Submitted to: International Symposium on Physical Measurements and Signatures in Remote
Publication Type: Proceedings
Publication Acceptance Date: April 11, 1997
Publication Date: N/A
Interpretive Summary: Crop managers use many tools for diagnosing and managing plants and soils to improve profits and improve environmental conditions. One tool that is gaining acceptance is the crop simulation model, which can help the farmer predict growth crop and yield. However, such models require a great deal of detailed information about crops, soils, and management practices, and it is tedious and sometimes impossible to collect all such model parameters. A new approach was tested to use on-site radiometers to measure field crop conditions and incorporate this easy-to-obtain information into the crop simulation model.
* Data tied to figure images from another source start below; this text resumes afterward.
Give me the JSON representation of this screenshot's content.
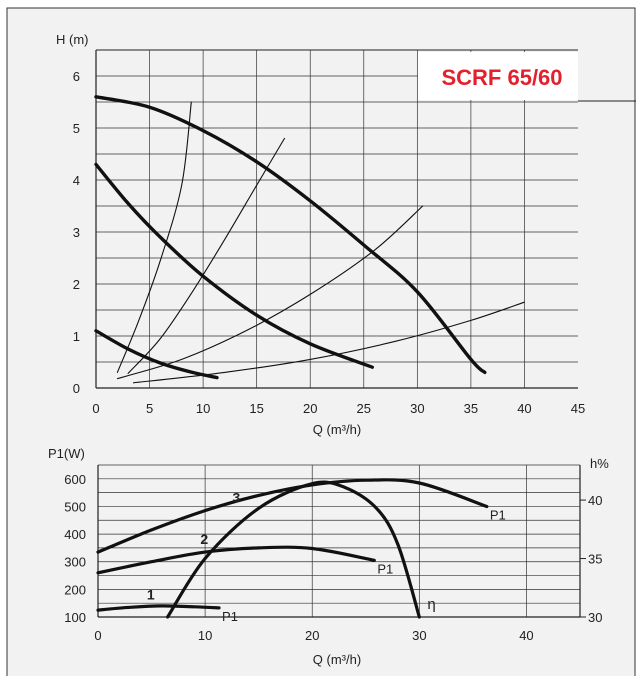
{
  "colors": {
    "title": "#e3202d",
    "background": "#f2f2f2",
    "curve": "#111111",
    "grid": "#333333"
  },
  "chart_data": [
    {
      "type": "line",
      "title": "SCRF 65/60",
      "xlabel": "Q (m³/h)",
      "ylabel": "H (m)",
      "xlim": [
        0,
        45
      ],
      "ylim": [
        0,
        6.5
      ],
      "x_ticks": [
        0,
        5,
        10,
        15,
        20,
        25,
        30,
        35,
        40,
        45
      ],
      "y_ticks": [
        0,
        1,
        2,
        3,
        4,
        5,
        6
      ],
      "grid": true,
      "series": [
        {
          "kind": "pump",
          "points": [
            [
              0,
              5.6
            ],
            [
              5,
              5.4
            ],
            [
              10,
              4.95
            ],
            [
              15,
              4.35
            ],
            [
              20,
              3.6
            ],
            [
              25,
              2.75
            ],
            [
              30,
              1.85
            ],
            [
              35,
              0.55
            ],
            [
              36.3,
              0.3
            ]
          ]
        },
        {
          "kind": "pump",
          "points": [
            [
              0,
              4.3
            ],
            [
              3,
              3.55
            ],
            [
              6,
              2.9
            ],
            [
              10,
              2.15
            ],
            [
              15,
              1.4
            ],
            [
              20,
              0.85
            ],
            [
              25.8,
              0.4
            ]
          ]
        },
        {
          "kind": "pump",
          "points": [
            [
              0,
              1.1
            ],
            [
              3,
              0.75
            ],
            [
              6,
              0.48
            ],
            [
              9,
              0.3
            ],
            [
              11.3,
              0.2
            ]
          ]
        },
        {
          "kind": "system",
          "points": [
            [
              2,
              0.3
            ],
            [
              4,
              1.3
            ],
            [
              6,
              2.45
            ],
            [
              8,
              3.9
            ],
            [
              8.9,
              5.5
            ]
          ]
        },
        {
          "kind": "system",
          "points": [
            [
              3,
              0.28
            ],
            [
              6,
              0.95
            ],
            [
              9,
              1.85
            ],
            [
              12,
              2.85
            ],
            [
              15,
              3.9
            ],
            [
              17.6,
              4.8
            ]
          ]
        },
        {
          "kind": "system",
          "points": [
            [
              2,
              0.18
            ],
            [
              8,
              0.55
            ],
            [
              14,
              1.1
            ],
            [
              20,
              1.8
            ],
            [
              26,
              2.65
            ],
            [
              30.5,
              3.5
            ]
          ]
        },
        {
          "kind": "system",
          "points": [
            [
              3.5,
              0.1
            ],
            [
              12,
              0.3
            ],
            [
              20,
              0.55
            ],
            [
              28,
              0.9
            ],
            [
              35,
              1.3
            ],
            [
              40,
              1.65
            ]
          ]
        }
      ]
    },
    {
      "type": "line",
      "xlabel": "Q (m³/h)",
      "ylabel": "P1(W)",
      "y2label": "h%",
      "xlim": [
        0,
        45
      ],
      "ylim": [
        100,
        650
      ],
      "y2lim": [
        30,
        43
      ],
      "x_ticks": [
        0,
        10,
        20,
        30,
        40
      ],
      "y_ticks": [
        100,
        200,
        300,
        400,
        500,
        600
      ],
      "y2_ticks": [
        30,
        35,
        40
      ],
      "grid": true,
      "series": [
        {
          "name": "1",
          "end_label": "P1",
          "points": [
            [
              0,
              125
            ],
            [
              3,
              135
            ],
            [
              6,
              140
            ],
            [
              9,
              137
            ],
            [
              11.3,
              133
            ]
          ]
        },
        {
          "name": "2",
          "end_label": "P1",
          "points": [
            [
              0,
              260
            ],
            [
              5,
              300
            ],
            [
              10,
              335
            ],
            [
              15,
              350
            ],
            [
              20,
              348
            ],
            [
              25.8,
              305
            ]
          ]
        },
        {
          "name": "3",
          "end_label": "P1",
          "points": [
            [
              0,
              335
            ],
            [
              5,
              415
            ],
            [
              10,
              485
            ],
            [
              15,
              540
            ],
            [
              20,
              578
            ],
            [
              25,
              595
            ],
            [
              30,
              585
            ],
            [
              36.3,
              500
            ]
          ]
        },
        {
          "name": "η",
          "axis": "right",
          "points": [
            [
              6.5,
              30
            ],
            [
              10,
              35
            ],
            [
              15,
              39.3
            ],
            [
              20,
              41.4
            ],
            [
              23,
              41.1
            ],
            [
              26,
              39.3
            ],
            [
              28,
              36.2
            ],
            [
              30,
              30
            ]
          ]
        }
      ]
    }
  ]
}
With this approach, radiometric measurements (such as crop temperature) were used to optimize the model inputs and allow accurate predictions of future crop growth and potential yield. Results showed that this was a viable tool for improved management of rice crops. This approach could be put into operation utilizing radiometric measurements from sensors aboard aircrafts to cover all the farmers' fields in a set of images. Such information from aircraft- and satellite-based sensors is currently available at a reasonable cost. The combination of crop simulation models and remote sensing can provide farmers with an operational means of acquiring information for optimal crop management.
Crop simulation approach has been increasing its role in agriculture, especially in prediction, diagnosis and management of plant and environmental dynamics. However, it is not easy to take account of all plant and environmental factors such as water, nutrients, soil, disease and insects, etc., in a model, and it is tedious to collect all input- parameters for each canopy. In the present, therefore, remote sensing methods are combined with a crop simulation model for monitoring and predicting the actual crop growth and yield. On the basis of remote sensing, an automated re-calibration system can give optimum physiological parameters such as initial LAI and light use efficiency for each crop canopy and then predict the growth of LAI and dry matter production. A case study based on a data set for rice canopies shows the potential of this approach in the monitoring/prediction of crop growth and yield.